Stress distribution of a point load in continuum resembles a pressure bulb, a stress contour or a line which connects all points below the tidemark, at which the vertical pressure is the same; in fact, an isobar is a spatial curved surface and resembles a bulb in shape; this is because the vertical pressure at all points in a horizontal plane at equal radial distances from the load is the same as described in Boussinesq’s equation [10]. Pressure at points inside the bulb is greater than that at a point on the surface of the bulb

We acknowledge the limitations to our study. The regression of the cysts could be related to a trophic effect of the osteotomy and not directed related to alignment correction; however, before surgery, knees with cysts had greater malalignment than those without cysts, and association was observed between the importance of cyst regression and correction of malalignment. Another limitation to this analysis is that there were only two time-points’ measurements for cysts. Therefore, it is difficult to affirm that at ten years follow-up, there were no other changes for cyst evolution.

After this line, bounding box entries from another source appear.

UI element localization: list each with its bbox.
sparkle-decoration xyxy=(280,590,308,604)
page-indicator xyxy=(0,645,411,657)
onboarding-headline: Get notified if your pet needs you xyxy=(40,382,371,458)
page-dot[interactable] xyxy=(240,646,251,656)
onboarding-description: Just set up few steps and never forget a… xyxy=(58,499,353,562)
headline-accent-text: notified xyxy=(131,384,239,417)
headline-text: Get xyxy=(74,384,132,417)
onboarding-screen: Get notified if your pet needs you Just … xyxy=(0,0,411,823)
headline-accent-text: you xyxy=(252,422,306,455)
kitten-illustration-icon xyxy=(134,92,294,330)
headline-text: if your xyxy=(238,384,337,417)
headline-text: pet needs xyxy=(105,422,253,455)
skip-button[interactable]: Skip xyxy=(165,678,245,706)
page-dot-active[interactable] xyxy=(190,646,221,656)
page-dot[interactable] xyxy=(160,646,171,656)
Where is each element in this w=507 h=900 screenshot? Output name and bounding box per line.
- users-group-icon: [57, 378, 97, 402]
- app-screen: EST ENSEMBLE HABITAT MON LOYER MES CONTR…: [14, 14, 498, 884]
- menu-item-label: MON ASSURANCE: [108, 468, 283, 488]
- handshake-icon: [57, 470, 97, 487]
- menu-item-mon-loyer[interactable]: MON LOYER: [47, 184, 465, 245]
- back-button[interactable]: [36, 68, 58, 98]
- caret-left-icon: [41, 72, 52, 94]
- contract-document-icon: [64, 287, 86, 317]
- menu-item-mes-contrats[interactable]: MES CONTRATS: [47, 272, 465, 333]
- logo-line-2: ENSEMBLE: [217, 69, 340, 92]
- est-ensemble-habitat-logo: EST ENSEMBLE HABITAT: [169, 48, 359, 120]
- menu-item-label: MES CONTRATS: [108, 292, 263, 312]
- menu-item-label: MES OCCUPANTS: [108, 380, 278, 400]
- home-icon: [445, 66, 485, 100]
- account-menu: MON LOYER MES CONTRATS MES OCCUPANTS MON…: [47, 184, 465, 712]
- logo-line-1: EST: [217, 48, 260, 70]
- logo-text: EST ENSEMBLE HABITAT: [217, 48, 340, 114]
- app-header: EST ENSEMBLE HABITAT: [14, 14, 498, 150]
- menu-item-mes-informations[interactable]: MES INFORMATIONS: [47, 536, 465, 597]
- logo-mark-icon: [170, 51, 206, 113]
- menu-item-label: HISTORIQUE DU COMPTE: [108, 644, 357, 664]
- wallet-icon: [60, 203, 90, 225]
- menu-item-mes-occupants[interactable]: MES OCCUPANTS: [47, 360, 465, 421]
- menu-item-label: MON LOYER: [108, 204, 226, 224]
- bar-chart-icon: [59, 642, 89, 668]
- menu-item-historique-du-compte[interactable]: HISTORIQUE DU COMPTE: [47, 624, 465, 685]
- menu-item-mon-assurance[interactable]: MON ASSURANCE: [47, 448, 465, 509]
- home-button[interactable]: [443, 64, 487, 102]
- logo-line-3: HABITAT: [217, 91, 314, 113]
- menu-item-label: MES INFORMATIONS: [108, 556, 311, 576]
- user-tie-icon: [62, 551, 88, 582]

In conclusion, the present study has found correlation of SBCs with malalignment. With applying poroelasticity to bone mechanics, this finding may suggest that SBCs and BMLs may be a physiological adaptation to mechanic overload. Regression of SBCs after HTO may be related to restoration of an appropriate load at the subchondral bone. Wolff’s law is a valid explanation, but this analysis is not strong enough to demonstrate it. Further analysis and more studies are needed.